By Grace Zhao, Graham Todd, Josh Lara, and Saljuk Gondal
Desdemona, Ohio. Your hometown. You haven’t been back there in 15 years. It’s a place you’ve tried your best to forget, but there it is, plain as day: your next assignment. As a surveyor with the Strategic Recommercialization Initiative, your job is simple — you’ve done it a hundred times before. You head to a town, evaluate its infrastructure, and deliver your report to the higher-ups so they can determine whether or not the place is suitable for a large-scale industrialization project. But there’s something about this assignment that’s making you ask questions. Why did they pick you for this job out of a thousand surveyors? Why are parts of your assignment redacted? And why won’t anyone tell you what’s happened in Desdemona for the past 15 years? You know that there’s only one place you can get your answers.
In Desdemona, Ohio, you play a mundane government worker tasked with surveying your old hometown, a place you haven’t seen in 15 years. You have every reason to believe that this will be a normal job, just like every other surveying mission you’ve done with the Strategic Recommericalization Initiative. But you quickly find out that nothing is normal about this job. Desdemona, Ohio is a game about the subtle melancholy of returning to a place you once called home and finding it’s changed in your absence — the sadness of realizing that things cannot go back to the way they were before. It is also a game about death — of people and of places — and the traces we leave behind when we’re gone. Over the course of the game you’ll uncover what’s happened to Desdemona and its inhabitants, and even have a chance to shape its future.

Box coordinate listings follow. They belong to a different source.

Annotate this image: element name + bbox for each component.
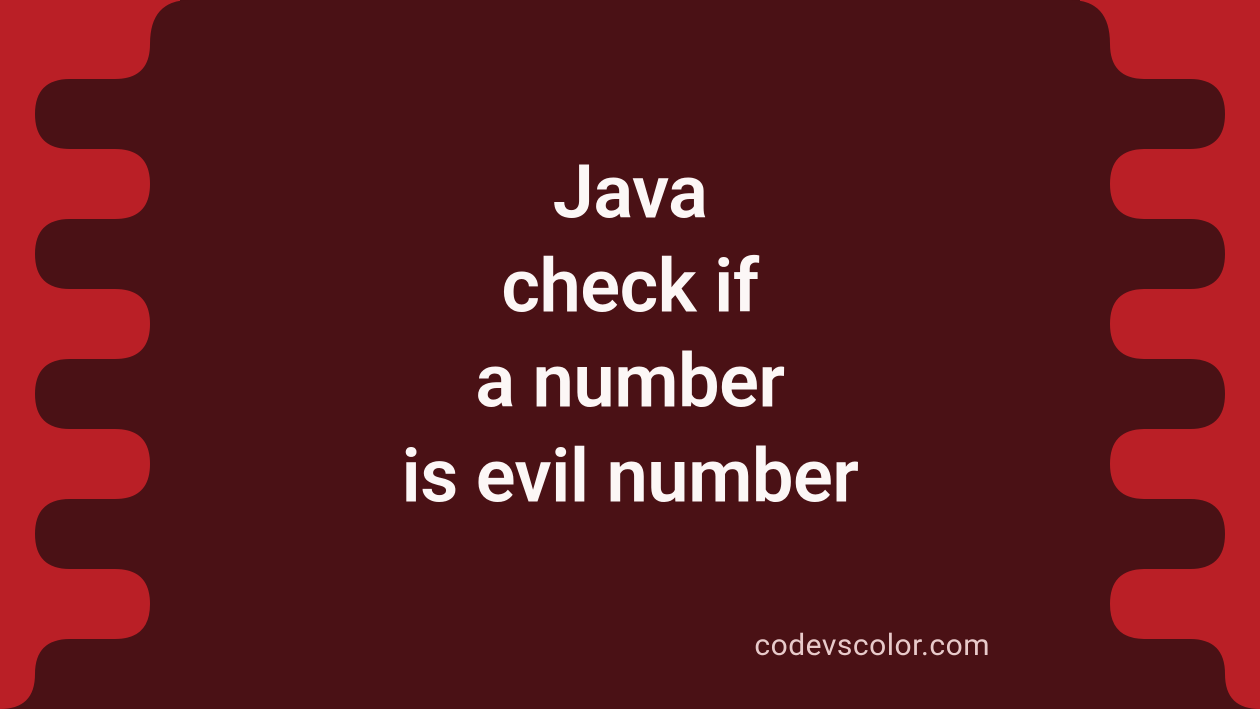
- title-line-2: check if: [501, 244, 758, 331]
- banner-title: Java check if a number is evil number: [0, 146, 1260, 525]
- title-line-1: Java: [553, 149, 708, 236]
- title-line-3: a number: [475, 339, 784, 426]
- title-line-4: is evil number: [402, 433, 859, 520]
- footer-attribution: codevscolor.com: [754, 628, 990, 663]
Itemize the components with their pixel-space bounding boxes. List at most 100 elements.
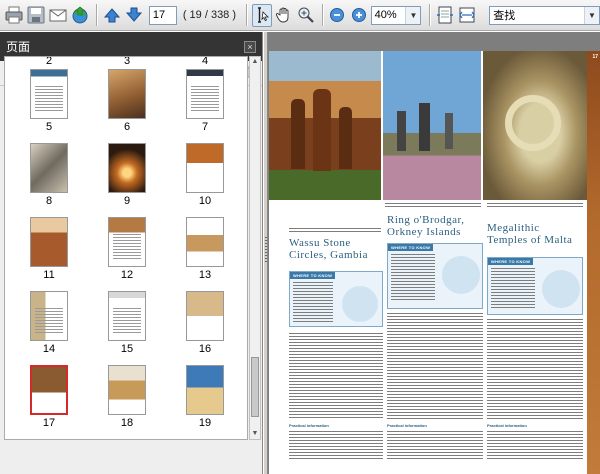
malta-practical-text <box>487 431 583 459</box>
page-number-label: 19 <box>198 417 212 429</box>
zoom-out-icon[interactable] <box>328 4 347 27</box>
page-number-label: 5 <box>45 121 53 133</box>
page-thumbnail-image <box>108 291 146 341</box>
malta-info-box: WHERE TO KNOW <box>487 257 583 315</box>
page-thumbnail[interactable]: 5 <box>9 69 89 133</box>
page-thumbnail[interactable]: 18 <box>87 365 167 429</box>
page-number-input[interactable] <box>148 5 177 25</box>
page-thumbnail-image <box>186 217 224 267</box>
brodgar-photo <box>383 51 481 200</box>
find-input[interactable]: 查找 <box>493 7 515 23</box>
page-thumbnail[interactable]: 14 <box>9 291 89 355</box>
page-thumbnail-image <box>186 365 224 415</box>
wassu-body-text <box>289 333 383 419</box>
page-thumbnail-image <box>186 143 224 193</box>
info-box-label: WHERE TO KNOW <box>388 244 434 251</box>
malta-photo <box>483 51 587 200</box>
page-number-label: 17 <box>42 417 56 429</box>
page-number-label: 9 <box>123 195 131 207</box>
page-number-label: 4 <box>201 56 209 67</box>
page-thumbnail[interactable]: 12 <box>87 217 167 281</box>
page-thumbnail[interactable]: 7 <box>165 69 245 133</box>
page-number-label: 3 <box>123 56 131 67</box>
page-thumbnail-image <box>108 143 146 193</box>
info-box-label: WHERE TO KNOW <box>488 258 534 265</box>
practical-info-label: Practical information <box>487 423 527 428</box>
find-box[interactable]: 查找 ▼ <box>489 5 600 25</box>
page-thumbnail[interactable]: 6 <box>87 69 167 133</box>
wassu-heading: Wassu Stone Circles, Gambia <box>289 237 368 261</box>
malta-caption <box>487 203 583 209</box>
toolbar-separator <box>321 4 323 26</box>
page-number-label: 7 <box>201 121 209 133</box>
malta-heading: Megalithic Temples of Malta <box>487 222 573 246</box>
page-thumbnail-image <box>186 291 224 341</box>
page-thumbnail-selected[interactable]: 17 <box>9 365 89 429</box>
page-thumbnail[interactable]: 19 <box>165 365 245 429</box>
fit-width-icon[interactable] <box>457 4 477 27</box>
fit-page-icon[interactable] <box>435 4 455 27</box>
page-thumbnail[interactable]: 15 <box>87 291 167 355</box>
malta-body-text <box>487 319 583 419</box>
page-thumbnail[interactable]: 9 <box>87 143 167 207</box>
page-thumbnail[interactable]: 4 <box>165 56 245 67</box>
wassu-photo <box>269 51 381 200</box>
print-icon[interactable] <box>4 4 24 27</box>
page-number-label: 16 <box>198 343 212 355</box>
wassu-caption <box>289 228 381 234</box>
page-number-label: 13 <box>198 269 212 281</box>
page-thumbnail-image <box>108 365 146 415</box>
page-thumbnail[interactable]: 10 <box>165 143 245 207</box>
web-share-icon[interactable] <box>70 4 90 27</box>
page-thumbnails: 2 3 4 5 6 7 8 9 10 11 12 13 14 15 16 17 … <box>4 56 248 440</box>
page-thumbnail[interactable]: 16 <box>165 291 245 355</box>
page-number-label: 12 <box>120 269 134 281</box>
hand-tool-icon[interactable] <box>274 4 294 27</box>
page-thumbnail-image <box>108 217 146 267</box>
brodgar-body-text <box>387 313 483 419</box>
zoom-in-icon[interactable] <box>349 4 368 27</box>
page-thumbnail[interactable]: 13 <box>165 217 245 281</box>
brodgar-heading: Ring o'Brodgar, Orkney Islands <box>387 214 465 238</box>
page-thumbnail-image <box>30 143 68 193</box>
page-count-label: ( 19 / 338 ) <box>182 9 237 21</box>
page-number-label: 6 <box>123 121 131 133</box>
close-icon[interactable]: × <box>244 40 256 53</box>
toolbar-separator <box>96 4 97 26</box>
next-page-icon[interactable] <box>124 4 144 27</box>
scrollbar-thumb[interactable] <box>251 357 259 417</box>
scroll-up-icon[interactable]: ▲ <box>250 57 260 67</box>
brodgar-practical-text <box>387 431 483 459</box>
document-page: 17 Wassu Stone Circles, Gambia Ring o'Br… <box>269 51 600 474</box>
brodgar-info-box: WHERE TO KNOW <box>387 243 483 309</box>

Desdemona, Ohio is primarily a point-and-click adventure game in which you navigate between locations in a small American town. In addition to this, however, players will also quickly gain access to the “fremoscope” — a device which can detect the presence of spirits nearby and even allow for limited interaction with them through a text interface. In this way, we hope to combine some features of text-based adventure games, as communicating with the spirits will both be necessary for completing some puzzles and for getting the full narrative experience.
Types of Fun
Along with the primary type of fun of narrative, there will also be an element of fantasy, given the supernatural events affecting the town of Desdemona. Player’s can also freely communicate with spirits over the fremoscope, experiencing a fun in expression, and make critical decisions to affect the game’s outcome, which brings about an element of challenge.